To keep FUD from controlling the message of cyber security, however, Beers encourages education above all things. “You have got to educate yourself about what can and cannot be done,” said Beers, who stated that it was not possible for someone to hack into the IFE or IFC and “begin controlling the aircraft.”
When it comes to moving forward on managing cyber threats, however, the panelists seemed to think that all areas of the aviation industry will have to come together to mitigate it effectively.
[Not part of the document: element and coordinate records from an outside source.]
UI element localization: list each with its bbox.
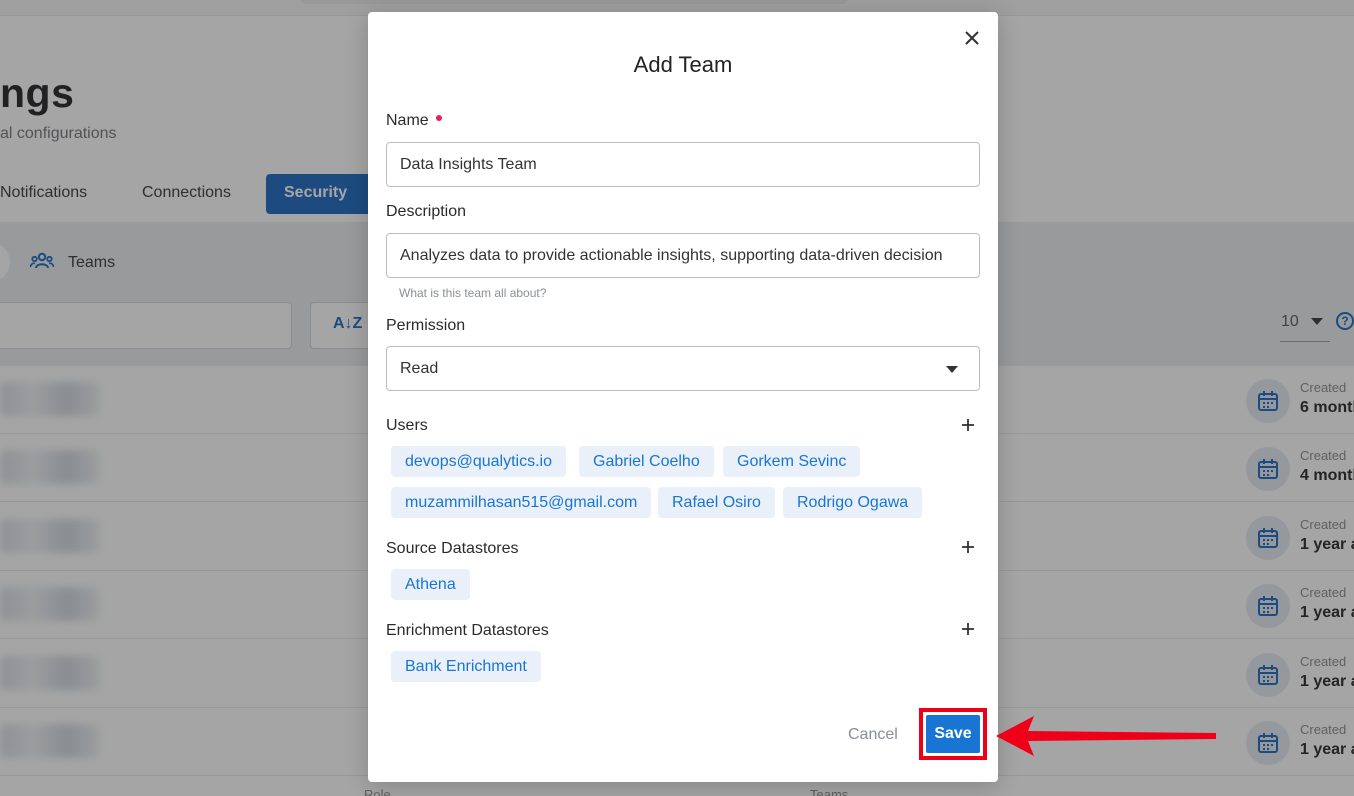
user-chip[interactable]: devops@qualytics.io — [391, 446, 566, 477]
description-helper: What is this team all about? — [399, 286, 547, 300]
enrichment-datastores-label: Enrichment Datastores — [386, 622, 549, 639]
user-chip[interactable]: Rodrigo Ogawa — [783, 487, 923, 518]
permission-select[interactable]: Read — [386, 346, 980, 391]
required-indicator — [436, 115, 442, 121]
caret-down-icon — [946, 366, 958, 373]
close-icon[interactable] — [962, 28, 982, 48]
user-chip[interactable]: Gabriel Coelho — [579, 446, 714, 477]
user-chip[interactable]: Rafael Osiro — [658, 487, 775, 518]
name-field[interactable]: Data Insights Team — [386, 142, 980, 187]
source-datastore-chip[interactable]: Athena — [391, 569, 470, 600]
description-field-value: Analyzes data to provide actionable insi… — [400, 247, 943, 264]
add-source-datastore-icon[interactable] — [960, 539, 976, 555]
permission-select-value: Read — [400, 360, 439, 377]
cancel-button[interactable]: Cancel — [848, 726, 898, 744]
name-label: Name — [386, 112, 429, 129]
permission-label: Permission — [386, 317, 466, 334]
add-user-icon[interactable] — [960, 417, 976, 433]
description-label: Description — [386, 203, 467, 220]
arrow-icon — [996, 716, 1216, 756]
dialog-title: Add Team — [633, 52, 733, 77]
description-field[interactable]: Analyzes data to provide actionable insi… — [386, 233, 980, 278]
users-label: Users — [386, 417, 428, 434]
name-field-value: Data Insights Team — [400, 156, 537, 173]
source-datastores-label: Source Datastores — [386, 540, 519, 557]
add-enrichment-datastore-icon[interactable] — [960, 621, 976, 637]
user-chip[interactable]: muzammilhasan515@gmail.com — [391, 487, 652, 518]
user-chip[interactable]: Gorkem Sevinc — [723, 446, 861, 477]
add-team-dialog: Add Team Name Data Insights Team Descrip… — [368, 12, 998, 782]
enrichment-datastore-chip[interactable]: Bank Enrichment — [391, 651, 541, 682]
save-button[interactable]: Save — [926, 715, 980, 753]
“We are being proactive already to develop systems that address security threats in the future,” said Beers. “[But] we’re not the only system in that chain, we need to work together as an industry. I’m happy to see things like RTCA SC 216, ARINC 781 smaller satcom for safety services attachment 8, which is specifically security for an IP connection. There are a lot of good things out there, I think we’ve got a lot of positive things, but the industry is going to have to work together to make sure these cyber events don’t become too big of a problem.”